Carnegie Mellon University
3:30 pm - 4:30 pm
1305 Newell Simon Hall
Abstract: Despite decades of progress, machines remain intelligent tools rather than collaborative partners in individual human enterprise. A key reason is that machine perception of inter-personal communication is largely unsolved and a computationally accessible representation of such behavior remains elusive. In this talk, I will describe our research arc over the past decade at CMU to make human signaling a perceptible channel of information for machines. This research includes the construction of the Panoptic Studio, a multisensor facility designed to capture social behavior, and the development of Open Pose, a realtime 2D pose estimation approach whose demo you may have encountered on the fourth floor of NSH. I will share recent progress in moving from the lab to the real world and discuss futures in this research expedition.

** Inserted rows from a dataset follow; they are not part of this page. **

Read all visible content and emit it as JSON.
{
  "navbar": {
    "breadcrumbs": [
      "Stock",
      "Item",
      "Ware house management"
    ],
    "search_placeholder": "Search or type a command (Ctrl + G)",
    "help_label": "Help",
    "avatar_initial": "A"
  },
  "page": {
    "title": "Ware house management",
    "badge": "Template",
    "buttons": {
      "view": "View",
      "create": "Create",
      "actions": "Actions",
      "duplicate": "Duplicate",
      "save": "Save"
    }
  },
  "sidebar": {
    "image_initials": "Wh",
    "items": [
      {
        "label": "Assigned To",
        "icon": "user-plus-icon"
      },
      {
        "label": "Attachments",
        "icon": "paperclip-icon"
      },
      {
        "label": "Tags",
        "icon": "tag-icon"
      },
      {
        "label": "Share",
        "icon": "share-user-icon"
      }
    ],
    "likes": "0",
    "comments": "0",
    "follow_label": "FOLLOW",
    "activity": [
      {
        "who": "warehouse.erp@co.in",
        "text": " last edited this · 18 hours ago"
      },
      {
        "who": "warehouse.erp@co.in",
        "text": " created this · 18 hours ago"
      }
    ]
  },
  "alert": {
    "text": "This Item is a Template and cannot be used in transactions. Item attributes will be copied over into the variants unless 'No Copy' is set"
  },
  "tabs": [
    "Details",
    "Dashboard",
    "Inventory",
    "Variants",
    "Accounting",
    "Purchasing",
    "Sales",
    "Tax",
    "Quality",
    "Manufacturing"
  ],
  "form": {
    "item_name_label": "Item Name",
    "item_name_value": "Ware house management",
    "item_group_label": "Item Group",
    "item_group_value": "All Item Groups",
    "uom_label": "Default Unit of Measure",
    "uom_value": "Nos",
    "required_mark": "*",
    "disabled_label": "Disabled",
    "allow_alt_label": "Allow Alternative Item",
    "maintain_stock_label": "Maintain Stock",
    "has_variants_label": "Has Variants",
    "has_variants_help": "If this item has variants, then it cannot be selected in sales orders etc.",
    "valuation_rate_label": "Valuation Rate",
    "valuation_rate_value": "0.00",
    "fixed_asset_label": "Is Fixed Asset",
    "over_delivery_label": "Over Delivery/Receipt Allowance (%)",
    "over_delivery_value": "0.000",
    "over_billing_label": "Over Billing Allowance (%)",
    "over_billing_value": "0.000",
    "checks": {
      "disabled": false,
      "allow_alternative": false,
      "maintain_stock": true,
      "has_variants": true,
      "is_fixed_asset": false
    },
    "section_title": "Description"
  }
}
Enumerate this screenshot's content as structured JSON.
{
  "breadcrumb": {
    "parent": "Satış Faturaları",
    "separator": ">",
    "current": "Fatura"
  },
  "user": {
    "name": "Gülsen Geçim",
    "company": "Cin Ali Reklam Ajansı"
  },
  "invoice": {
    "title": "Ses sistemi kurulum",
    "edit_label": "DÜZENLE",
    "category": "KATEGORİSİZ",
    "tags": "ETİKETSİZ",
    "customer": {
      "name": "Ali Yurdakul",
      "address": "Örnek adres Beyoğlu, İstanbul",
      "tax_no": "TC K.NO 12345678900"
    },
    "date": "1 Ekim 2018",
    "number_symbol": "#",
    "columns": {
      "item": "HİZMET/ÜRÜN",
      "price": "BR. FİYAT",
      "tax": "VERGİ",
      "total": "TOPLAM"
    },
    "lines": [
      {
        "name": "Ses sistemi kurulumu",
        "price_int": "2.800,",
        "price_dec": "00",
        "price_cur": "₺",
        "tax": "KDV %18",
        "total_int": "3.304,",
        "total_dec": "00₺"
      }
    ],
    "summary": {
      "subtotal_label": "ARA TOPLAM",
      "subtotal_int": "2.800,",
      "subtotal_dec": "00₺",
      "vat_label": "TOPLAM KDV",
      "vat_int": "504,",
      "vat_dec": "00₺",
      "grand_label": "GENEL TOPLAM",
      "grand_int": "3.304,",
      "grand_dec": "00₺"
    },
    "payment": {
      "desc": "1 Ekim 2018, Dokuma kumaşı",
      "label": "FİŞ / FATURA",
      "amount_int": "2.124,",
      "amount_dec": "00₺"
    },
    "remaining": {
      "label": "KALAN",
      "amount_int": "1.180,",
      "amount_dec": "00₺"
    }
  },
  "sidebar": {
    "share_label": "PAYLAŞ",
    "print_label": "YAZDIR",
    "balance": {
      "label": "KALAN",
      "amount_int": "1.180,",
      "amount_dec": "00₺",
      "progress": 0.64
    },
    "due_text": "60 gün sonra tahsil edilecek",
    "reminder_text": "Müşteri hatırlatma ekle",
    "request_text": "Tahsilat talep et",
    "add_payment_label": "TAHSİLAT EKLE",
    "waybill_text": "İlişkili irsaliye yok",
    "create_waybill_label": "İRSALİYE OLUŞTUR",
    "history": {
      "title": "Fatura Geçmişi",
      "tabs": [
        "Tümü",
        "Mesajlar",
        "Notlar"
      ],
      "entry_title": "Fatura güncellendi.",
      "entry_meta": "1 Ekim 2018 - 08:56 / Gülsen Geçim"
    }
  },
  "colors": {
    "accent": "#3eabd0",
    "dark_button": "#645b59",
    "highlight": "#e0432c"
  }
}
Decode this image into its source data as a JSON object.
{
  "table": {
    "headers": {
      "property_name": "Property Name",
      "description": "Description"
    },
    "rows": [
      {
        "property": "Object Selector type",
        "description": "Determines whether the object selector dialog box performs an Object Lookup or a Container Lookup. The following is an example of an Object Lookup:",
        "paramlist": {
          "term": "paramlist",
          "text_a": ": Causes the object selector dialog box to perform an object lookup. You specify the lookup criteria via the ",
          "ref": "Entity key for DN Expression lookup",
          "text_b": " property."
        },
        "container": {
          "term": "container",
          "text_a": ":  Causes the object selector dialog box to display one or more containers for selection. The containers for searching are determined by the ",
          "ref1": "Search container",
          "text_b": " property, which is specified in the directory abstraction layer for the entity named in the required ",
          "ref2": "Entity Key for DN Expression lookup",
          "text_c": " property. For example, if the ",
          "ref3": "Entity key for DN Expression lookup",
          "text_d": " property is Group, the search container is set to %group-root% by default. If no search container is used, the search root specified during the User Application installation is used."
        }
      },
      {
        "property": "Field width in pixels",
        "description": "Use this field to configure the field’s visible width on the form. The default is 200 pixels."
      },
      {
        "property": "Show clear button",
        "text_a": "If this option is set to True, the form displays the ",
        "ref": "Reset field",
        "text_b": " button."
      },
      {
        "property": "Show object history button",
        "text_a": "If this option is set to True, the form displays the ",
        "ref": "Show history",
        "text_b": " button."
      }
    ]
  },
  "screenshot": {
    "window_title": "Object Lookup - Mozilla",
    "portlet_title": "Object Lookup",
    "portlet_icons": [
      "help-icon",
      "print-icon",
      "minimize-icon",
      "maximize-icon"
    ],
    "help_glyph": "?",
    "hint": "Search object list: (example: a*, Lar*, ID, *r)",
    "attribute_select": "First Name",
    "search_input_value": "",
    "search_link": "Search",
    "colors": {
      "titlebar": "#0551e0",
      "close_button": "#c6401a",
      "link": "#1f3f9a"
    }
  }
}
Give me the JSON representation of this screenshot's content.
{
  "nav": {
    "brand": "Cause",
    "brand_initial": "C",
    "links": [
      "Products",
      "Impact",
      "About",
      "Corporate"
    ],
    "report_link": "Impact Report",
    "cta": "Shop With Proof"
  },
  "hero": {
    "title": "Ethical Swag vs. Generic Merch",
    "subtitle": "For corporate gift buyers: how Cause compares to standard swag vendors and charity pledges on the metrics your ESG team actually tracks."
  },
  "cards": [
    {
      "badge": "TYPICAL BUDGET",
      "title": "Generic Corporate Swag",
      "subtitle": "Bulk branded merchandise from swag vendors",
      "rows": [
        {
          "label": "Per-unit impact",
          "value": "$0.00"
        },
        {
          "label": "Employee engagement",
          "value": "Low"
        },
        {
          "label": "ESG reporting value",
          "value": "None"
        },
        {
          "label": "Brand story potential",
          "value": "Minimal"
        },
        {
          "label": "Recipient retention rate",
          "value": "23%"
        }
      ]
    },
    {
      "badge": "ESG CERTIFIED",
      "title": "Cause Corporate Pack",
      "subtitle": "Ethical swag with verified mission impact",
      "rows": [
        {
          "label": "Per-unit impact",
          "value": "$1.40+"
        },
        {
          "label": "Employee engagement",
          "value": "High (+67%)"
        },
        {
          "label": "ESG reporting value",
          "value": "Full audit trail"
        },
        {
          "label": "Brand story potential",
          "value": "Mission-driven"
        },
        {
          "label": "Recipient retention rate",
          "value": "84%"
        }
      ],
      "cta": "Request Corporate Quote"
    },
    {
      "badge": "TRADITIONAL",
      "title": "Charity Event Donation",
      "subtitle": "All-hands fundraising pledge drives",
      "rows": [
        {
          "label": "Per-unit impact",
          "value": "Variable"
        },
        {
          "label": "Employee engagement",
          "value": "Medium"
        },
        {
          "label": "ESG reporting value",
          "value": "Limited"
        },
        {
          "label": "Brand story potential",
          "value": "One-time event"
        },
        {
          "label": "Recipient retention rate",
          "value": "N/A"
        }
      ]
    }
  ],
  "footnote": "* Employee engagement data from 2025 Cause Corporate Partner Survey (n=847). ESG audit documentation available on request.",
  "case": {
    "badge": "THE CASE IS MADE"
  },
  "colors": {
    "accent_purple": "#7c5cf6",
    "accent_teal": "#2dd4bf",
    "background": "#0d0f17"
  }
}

Brief Bio: Yaser Sheikh is an Associate Professor at the Robotics Institute, Carnegie Mellon University. He also directs the Facebook Reality Lab in Pittsburgh, which is devoted to achieving photorealistic social interactions in AR and VR. His research broadly focuses on machine perception and rendering of social behavior, spanning sub-disciplines in computer vision, computer graphics, and machine learning. With colleagues and students, he has won the Honda Initiation Award (2010), Popular Science’s “Best of What’s New” Award, best student paper award at CVPR (2018), best paper awards at WACV (2012), SAP (2012), SCA (2010), ICCV THEMIS (2009), best demo award at ECCV (2016), and he received the Hillman Fellowship for Excellence in Computer Science Research (2004). Yaser has served as a senior committee member at leading conferences in computer vision, computer graphics, and robotics including SIGGRAPH (2013, 2014), CVPR (2014, 2015, 2018), ICRA (2014, 2016), ICCP (2011), and served as an Associate Editor of CVIU. His research has been featured by various media outlets including The New York Times, BBC, MSNBC, Popular Science, and in technology media such as WIRED, The Verge, and New Scientist.